Just to make sure that the MPs are listening, Mrs May is saying that this is the last time they will be asked to vote. There will be no further negotiations, so they should not expect another "washes even whiter" deal to come rolling along to replace this one. This is it – this is the one.

The same message is being delivered by Juncker, who has roundly declared that there will be "no third chance". It is this deal or Brexit might not happen at all, he says.

Whatever else, I suppose the prime minister must be given ten out of ten for trying. Although she stopped short of holding a press conference at the foot of the steps as she disembarked from her RAF transport, and thus resisted the temptation to wave a piece of paper declaring "peace in our time", she has done just about everything else possible short of actually negotiating a new deal.

As it stands, the existing Withdrawal Agreement stays in place, its text unchanged, and the backstop is still there, lurking in the background ready to kick in the moment the transitional period is over.

And if she or the MPs think there is anything to be gained from kicking the can further down the road, there is a sharp reminder in a letter from Juncker to Donald Tusk, that if the UK has not left the EU by 23-26 May, it will be legally obliged to hold elections for the European Parliament.

The framing is such that the very clear intent of the "colleagues" is to draw a line under the withdrawal process. It is "time to move on" writes Juncker, "as swiftly as possible".

Most of the nation would echo those sentiments, but it remains to be seen whether the MPs can rise to the occasion. They have the attention of the media at the moment, and are luxuriating in the limelight. Rarely have they had so much airtime, and they are bound to want to make the most of today's drama.

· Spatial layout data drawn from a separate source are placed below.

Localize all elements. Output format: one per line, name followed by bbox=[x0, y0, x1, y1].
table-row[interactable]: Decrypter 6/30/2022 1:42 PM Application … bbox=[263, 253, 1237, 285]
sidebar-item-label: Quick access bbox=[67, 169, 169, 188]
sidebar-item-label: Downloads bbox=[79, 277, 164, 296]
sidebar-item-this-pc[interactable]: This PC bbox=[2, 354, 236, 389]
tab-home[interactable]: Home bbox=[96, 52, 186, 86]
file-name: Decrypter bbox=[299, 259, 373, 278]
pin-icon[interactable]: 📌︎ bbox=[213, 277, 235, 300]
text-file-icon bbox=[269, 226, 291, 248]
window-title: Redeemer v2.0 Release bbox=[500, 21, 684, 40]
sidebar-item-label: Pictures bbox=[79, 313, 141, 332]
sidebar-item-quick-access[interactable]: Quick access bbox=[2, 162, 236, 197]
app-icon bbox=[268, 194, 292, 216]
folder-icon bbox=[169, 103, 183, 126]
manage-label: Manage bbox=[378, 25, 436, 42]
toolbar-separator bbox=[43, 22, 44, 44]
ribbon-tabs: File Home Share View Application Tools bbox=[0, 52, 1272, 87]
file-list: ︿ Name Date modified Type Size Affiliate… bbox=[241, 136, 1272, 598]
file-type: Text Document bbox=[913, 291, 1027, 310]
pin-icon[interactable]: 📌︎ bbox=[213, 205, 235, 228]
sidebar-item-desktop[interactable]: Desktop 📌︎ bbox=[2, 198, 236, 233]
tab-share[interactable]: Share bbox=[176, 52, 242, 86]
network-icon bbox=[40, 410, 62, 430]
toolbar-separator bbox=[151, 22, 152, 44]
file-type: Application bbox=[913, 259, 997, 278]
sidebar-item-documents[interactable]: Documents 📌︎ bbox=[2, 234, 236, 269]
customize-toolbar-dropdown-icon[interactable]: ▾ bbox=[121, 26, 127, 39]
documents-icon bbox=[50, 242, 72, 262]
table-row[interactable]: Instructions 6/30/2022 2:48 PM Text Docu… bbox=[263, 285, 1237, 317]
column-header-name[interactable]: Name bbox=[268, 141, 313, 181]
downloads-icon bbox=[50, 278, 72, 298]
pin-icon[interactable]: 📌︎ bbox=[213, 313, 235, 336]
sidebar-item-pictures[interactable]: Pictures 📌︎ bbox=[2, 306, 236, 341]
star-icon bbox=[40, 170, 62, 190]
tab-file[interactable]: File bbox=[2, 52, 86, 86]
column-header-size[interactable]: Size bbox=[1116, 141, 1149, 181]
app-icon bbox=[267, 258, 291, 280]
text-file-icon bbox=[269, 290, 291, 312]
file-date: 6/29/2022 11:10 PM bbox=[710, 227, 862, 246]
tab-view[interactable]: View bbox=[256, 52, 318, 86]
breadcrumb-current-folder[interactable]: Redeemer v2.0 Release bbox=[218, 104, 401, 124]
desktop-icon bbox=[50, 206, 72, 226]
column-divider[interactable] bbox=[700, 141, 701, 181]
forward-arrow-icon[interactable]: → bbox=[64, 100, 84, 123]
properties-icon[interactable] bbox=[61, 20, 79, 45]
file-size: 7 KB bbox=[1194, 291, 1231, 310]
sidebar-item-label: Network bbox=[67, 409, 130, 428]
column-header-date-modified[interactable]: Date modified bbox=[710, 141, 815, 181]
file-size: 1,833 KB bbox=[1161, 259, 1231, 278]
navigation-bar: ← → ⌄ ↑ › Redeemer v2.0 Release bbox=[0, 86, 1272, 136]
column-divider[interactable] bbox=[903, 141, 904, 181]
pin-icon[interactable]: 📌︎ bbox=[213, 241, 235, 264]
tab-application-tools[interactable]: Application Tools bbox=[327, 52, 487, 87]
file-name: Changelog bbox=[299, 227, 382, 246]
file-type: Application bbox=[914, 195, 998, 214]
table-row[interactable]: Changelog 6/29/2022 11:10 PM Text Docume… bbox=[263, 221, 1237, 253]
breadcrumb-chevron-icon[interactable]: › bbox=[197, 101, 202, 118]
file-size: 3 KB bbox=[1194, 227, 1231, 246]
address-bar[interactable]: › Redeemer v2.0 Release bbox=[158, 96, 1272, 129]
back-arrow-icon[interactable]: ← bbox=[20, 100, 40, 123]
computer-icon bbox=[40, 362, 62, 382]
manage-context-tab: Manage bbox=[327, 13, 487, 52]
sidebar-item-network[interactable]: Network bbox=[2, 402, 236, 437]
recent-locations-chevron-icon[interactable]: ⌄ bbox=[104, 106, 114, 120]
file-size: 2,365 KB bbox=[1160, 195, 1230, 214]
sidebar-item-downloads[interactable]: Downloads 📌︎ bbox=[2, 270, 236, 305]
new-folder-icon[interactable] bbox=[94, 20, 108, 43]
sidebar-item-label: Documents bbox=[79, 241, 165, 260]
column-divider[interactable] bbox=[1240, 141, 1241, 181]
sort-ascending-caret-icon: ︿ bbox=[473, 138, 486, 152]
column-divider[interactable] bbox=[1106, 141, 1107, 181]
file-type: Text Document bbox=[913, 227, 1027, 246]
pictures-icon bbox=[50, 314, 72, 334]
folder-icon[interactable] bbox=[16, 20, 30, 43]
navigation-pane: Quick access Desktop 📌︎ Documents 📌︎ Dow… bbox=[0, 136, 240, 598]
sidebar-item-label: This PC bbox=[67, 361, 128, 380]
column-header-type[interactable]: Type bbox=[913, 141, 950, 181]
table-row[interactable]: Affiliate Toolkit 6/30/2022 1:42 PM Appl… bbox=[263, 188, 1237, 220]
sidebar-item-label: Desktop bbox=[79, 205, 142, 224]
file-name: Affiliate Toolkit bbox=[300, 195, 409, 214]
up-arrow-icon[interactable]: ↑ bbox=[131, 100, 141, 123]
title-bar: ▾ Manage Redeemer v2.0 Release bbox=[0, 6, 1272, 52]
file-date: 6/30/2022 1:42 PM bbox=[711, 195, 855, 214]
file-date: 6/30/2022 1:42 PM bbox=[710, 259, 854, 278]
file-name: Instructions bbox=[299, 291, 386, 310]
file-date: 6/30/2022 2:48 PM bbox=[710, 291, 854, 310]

But, if at the end of the day, we don't have the Withdrawal Agreement in the bag, then it is hard to see whether there can be any alternative to a no-deal Brexit. The MPs may keep on playing their games, but with 17 days to go, they are about to learn the meaning of the word "default".

Not unreasonably, a number of prominent figures are saying that if the vote goes the wrong way today, the country will be plunged into crisis. Even if the agreement is ratified, though, it may only be crisis deferred, but as long as there is progress there is hope.

And that is what is at stake today. And it is not just Mrs May under scrutiny. More so than in living memory, parliament is in the firing line. And if demands are high, expectations are low. But if the MPs fail to step up to the plate, there will be a price to pay.